Senate Passes Agriculture
Bill
The
Associated Press
Oct. 25, 2001
WASHINGTON –– The Senate voted 91-5 Thursday to
pass a $73.9 billion spending bill that is slightly less than President Bush
requested for agriculture, nutrition programs and the Food and Drug
Administration.
Roughly half the bill's total for fiscal year 2002, about $35.8 billion,
goes for feeding programs such as food stamps and child nutrition. The overall
level is $78 million below the president's request but is $870 million above
the 2001 spending level, not counting a $3.6 billion emergency farm package.
The legislation provides $108 million more than last year for conservation
programs in the Agriculture Department, $800 million more for farm credit and
$20.5 million more for food safety.
By a 50-45 vote, the Senate effectively turned back an amendment by Sen.
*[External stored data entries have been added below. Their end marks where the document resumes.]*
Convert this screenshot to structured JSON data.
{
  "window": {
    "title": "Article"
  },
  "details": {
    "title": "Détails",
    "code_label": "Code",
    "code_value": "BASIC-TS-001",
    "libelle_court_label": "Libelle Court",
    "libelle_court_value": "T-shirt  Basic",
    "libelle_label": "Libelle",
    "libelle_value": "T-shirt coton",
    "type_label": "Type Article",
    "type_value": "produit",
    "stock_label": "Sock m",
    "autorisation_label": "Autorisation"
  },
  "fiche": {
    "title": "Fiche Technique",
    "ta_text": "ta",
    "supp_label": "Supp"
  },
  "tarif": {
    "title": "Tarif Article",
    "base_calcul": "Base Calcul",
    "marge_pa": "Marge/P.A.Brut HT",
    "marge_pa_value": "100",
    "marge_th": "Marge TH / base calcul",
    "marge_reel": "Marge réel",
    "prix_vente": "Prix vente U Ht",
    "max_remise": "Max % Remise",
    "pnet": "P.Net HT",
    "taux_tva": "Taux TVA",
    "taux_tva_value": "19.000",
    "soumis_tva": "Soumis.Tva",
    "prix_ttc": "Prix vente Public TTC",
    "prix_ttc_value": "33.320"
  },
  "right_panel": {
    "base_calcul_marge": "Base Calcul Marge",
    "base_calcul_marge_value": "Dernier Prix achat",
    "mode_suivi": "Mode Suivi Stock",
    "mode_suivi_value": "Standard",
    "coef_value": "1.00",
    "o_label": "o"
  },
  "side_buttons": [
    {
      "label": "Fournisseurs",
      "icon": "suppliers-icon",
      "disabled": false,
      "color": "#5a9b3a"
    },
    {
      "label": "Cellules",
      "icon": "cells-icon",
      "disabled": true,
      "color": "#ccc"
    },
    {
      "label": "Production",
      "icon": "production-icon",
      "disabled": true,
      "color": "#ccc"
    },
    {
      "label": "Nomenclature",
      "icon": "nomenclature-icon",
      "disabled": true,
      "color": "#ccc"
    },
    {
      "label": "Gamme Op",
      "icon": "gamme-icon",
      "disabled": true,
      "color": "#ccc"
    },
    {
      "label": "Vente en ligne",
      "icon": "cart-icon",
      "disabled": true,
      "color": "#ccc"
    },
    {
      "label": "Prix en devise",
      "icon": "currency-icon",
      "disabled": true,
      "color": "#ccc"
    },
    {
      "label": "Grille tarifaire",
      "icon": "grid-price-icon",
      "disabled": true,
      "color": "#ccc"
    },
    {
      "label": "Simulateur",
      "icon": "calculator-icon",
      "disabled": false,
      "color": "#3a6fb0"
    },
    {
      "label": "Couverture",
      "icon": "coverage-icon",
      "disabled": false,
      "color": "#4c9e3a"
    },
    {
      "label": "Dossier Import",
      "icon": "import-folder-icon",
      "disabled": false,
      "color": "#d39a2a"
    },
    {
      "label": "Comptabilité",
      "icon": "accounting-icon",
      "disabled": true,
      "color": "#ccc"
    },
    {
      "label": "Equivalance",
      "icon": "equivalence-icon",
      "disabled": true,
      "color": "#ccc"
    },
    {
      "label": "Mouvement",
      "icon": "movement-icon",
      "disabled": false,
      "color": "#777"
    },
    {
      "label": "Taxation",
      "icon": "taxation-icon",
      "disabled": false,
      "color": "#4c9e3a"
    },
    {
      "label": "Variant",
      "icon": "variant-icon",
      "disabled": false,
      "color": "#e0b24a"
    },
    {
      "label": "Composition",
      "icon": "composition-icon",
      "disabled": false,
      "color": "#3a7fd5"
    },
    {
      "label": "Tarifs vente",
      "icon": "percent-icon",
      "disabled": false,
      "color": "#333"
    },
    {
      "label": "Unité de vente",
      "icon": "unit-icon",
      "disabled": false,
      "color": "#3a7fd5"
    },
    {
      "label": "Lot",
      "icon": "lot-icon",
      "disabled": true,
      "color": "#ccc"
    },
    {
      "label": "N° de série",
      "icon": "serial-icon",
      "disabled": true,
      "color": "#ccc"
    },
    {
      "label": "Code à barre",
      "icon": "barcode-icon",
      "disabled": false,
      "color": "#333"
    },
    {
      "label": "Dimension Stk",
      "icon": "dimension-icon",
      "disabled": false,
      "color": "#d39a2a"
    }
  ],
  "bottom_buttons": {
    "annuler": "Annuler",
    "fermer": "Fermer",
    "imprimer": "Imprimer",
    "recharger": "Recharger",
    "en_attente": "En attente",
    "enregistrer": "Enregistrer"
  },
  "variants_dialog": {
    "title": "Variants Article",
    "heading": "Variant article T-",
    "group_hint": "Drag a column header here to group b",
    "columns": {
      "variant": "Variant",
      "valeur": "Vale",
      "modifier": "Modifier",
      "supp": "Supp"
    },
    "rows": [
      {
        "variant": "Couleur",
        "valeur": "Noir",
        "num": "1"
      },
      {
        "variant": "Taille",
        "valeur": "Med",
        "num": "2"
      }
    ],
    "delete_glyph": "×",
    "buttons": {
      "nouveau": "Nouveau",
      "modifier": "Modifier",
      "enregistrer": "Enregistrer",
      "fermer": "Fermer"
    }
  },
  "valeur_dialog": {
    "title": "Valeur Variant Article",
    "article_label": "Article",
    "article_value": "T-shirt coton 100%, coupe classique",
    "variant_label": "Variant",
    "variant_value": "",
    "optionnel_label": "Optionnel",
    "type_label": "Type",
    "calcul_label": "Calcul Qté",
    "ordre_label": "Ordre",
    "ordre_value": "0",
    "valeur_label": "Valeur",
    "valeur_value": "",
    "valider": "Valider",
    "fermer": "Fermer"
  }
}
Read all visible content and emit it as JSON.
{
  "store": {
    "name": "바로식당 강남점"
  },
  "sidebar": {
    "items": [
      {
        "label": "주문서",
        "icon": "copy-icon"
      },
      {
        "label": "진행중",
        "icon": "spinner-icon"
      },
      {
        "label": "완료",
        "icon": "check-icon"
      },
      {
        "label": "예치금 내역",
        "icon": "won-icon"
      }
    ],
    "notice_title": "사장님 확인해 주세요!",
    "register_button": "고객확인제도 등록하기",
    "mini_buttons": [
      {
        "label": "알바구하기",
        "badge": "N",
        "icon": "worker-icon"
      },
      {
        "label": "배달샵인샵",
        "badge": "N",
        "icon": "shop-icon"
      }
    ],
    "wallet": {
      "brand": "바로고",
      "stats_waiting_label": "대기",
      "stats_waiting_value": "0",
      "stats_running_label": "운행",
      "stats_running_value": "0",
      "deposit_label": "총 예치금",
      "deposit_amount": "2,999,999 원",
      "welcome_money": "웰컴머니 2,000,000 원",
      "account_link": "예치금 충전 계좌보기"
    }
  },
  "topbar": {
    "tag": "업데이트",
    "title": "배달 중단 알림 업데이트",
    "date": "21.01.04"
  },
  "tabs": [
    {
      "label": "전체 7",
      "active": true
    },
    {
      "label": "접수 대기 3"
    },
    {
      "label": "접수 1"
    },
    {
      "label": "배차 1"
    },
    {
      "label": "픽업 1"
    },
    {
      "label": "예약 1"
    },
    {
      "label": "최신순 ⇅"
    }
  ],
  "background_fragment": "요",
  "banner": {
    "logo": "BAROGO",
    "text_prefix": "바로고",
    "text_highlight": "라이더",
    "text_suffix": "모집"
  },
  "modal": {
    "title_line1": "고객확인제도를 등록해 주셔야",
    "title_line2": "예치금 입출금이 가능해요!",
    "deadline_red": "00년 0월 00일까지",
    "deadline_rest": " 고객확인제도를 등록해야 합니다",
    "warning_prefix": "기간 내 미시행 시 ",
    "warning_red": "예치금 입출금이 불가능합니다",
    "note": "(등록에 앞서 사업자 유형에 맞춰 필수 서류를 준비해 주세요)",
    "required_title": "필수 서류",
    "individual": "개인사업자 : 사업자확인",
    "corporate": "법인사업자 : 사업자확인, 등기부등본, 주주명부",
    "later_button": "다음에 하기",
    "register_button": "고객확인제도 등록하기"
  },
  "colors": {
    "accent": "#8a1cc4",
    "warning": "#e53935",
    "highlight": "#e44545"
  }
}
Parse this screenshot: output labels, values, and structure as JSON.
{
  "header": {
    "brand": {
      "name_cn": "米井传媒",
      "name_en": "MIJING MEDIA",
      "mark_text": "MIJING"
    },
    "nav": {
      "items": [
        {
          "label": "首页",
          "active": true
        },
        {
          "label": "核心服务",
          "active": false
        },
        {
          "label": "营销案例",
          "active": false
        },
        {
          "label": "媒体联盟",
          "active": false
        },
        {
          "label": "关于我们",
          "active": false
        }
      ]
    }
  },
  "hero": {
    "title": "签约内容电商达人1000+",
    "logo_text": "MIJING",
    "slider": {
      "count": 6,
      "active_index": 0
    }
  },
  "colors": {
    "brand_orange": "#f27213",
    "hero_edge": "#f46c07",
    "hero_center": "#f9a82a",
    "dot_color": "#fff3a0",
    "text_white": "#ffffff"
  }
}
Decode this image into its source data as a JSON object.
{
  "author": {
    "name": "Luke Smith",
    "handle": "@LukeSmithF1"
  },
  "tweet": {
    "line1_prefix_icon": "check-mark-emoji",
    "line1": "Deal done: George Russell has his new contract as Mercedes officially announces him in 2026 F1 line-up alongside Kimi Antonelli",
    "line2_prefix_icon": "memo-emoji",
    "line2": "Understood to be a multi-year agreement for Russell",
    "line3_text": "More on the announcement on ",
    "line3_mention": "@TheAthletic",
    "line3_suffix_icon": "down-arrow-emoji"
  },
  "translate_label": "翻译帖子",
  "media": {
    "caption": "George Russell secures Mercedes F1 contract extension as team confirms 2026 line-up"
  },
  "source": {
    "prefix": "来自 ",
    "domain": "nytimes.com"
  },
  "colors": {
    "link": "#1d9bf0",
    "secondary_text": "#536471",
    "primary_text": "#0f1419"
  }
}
Tom
Harkin, D-Iowa, that would have given the Agriculture Department greater
ability to set and enforce rules requiring meat processing plants to reduce
contamination pathogens such as salmonella. An identical amendment failed by
one vote last year.
The legislation now goes into a conference committee to work out differences
with the House, which passed its $74.3 billion version on July 11. The House
bill includes several contentious issues not addressed by the Senate, including
a "drug reimportation" amendment that would allow people to buy
U.S.-made prescription drugs from abroad by mail and other means.
With Congress having completed just two of the 13 annual spending bills for
the new fiscal year, both the House and Senate voted without dissent Thursday
to let federal agencies continue functioning through Nov. 16. The temporary
spending measure is the fourth one since fiscal 2002 began Oct. 1.